GOLLOLLU SOMESH1, T MOHAN DAS2

doi:10.62643/

Authors

GOLLOLLU SOMESH1, T MOHAN DAS2 Author

DOI:

https://doi.org/10.62643/

Abstract

The exponential growth of Artificial Intelligence (AI), Deep Learning, and high-throughput Digital Signal Processing (DSP) applications has significantly increased the demand for highperformance and energy-efficient arithmetic hardware. Multiply-andAccumulate (MAC) units represent the fundamental computational building blocks in these systems, accounting for the majority of execution time in convolution, matrix multiplication, and filtering operations. However, conventional fixed-precision 64-bit MAC architectures suffer from underutilization, excessive power consumption, and long carry propagation delays, especially when executing lower-precision workloads such as 16-bit or 8-bit inference tasks. This paper presents the design and implementation of a Reconfigurable 64-bit Vedic Multiply-and-Accumulate (RMAC) unit based on the Urdhva Tiryagbhyam sutra of Vedic mathematics.
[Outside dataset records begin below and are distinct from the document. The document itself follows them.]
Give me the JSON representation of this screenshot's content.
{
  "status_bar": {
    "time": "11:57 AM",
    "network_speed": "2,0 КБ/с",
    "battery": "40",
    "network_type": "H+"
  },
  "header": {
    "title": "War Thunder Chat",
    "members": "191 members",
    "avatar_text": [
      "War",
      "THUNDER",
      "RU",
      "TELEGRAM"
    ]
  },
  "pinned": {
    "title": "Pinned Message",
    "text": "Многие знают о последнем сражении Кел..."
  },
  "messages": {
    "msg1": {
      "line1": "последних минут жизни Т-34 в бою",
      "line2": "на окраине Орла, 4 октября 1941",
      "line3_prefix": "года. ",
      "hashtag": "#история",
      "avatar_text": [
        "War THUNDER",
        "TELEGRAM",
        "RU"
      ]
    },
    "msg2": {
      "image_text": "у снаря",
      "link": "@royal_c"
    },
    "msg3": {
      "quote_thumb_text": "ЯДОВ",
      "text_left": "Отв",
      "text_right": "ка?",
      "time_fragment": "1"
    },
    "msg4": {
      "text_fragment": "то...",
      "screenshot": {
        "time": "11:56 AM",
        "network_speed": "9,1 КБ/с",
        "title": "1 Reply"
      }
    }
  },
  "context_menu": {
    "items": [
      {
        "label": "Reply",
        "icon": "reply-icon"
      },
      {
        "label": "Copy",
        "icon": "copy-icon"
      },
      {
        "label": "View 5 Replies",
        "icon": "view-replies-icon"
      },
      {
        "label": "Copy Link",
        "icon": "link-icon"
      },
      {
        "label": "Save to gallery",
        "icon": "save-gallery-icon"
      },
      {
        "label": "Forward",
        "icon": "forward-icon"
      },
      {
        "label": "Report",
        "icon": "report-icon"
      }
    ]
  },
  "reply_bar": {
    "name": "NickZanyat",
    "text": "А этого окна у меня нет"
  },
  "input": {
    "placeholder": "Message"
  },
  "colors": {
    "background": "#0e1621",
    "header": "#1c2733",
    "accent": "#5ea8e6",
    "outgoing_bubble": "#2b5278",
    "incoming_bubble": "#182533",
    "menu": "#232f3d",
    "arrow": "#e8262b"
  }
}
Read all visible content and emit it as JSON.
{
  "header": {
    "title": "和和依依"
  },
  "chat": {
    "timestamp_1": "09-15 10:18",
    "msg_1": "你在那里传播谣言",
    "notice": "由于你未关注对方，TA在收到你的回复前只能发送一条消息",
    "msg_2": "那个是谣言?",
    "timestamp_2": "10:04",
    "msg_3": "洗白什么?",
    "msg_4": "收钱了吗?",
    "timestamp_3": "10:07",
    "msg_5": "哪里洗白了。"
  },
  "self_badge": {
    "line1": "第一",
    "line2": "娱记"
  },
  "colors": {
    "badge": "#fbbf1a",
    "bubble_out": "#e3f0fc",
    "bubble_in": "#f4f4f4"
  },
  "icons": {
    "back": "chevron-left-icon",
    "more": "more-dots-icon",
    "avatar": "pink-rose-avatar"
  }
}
The proposed architecture employs a hierarchical bottom-up design methodology, constructing the 64×64 multiplier from optimized 2×2 Vedic primitives scaled recursively to 4×4, 8×8, 16×16, and 32×32 blocks. A novel dynamic reconfiguration mechanism utilizing a 2-bit mode-select control and segmented carry-break logic enables the hardware to operate in three distinct precision modes: 1×64-bit, 2×32-bit parallel, and 4×16-bit parallel configurations. The architecture integrates a segmented combinational adder and a 136-bit accumulator with guard bits to prevent overflow during iterative accumulation cycles. By physically isolating carry propagation across predefined bit boundaries, the design ensures complete arithmetic independence in SIMD modes while preserving full-precision operation when required. The RMAC is modeled using synthesizable Verilog HDL and verified through comprehensive simulation across all operational modes. Compared to conventional static Booth-based MAC architectures, the proposed design demonstrates improved energy proportionality, enhanced hardware utilization, and reduced critical path delay due to the parallel nature of Vedic multiplication. The proposed architecture is highly suitable for modern AI accelerators, reconfigurable DSP cores, and energy-aware System-on-Chip (SoC) platforms.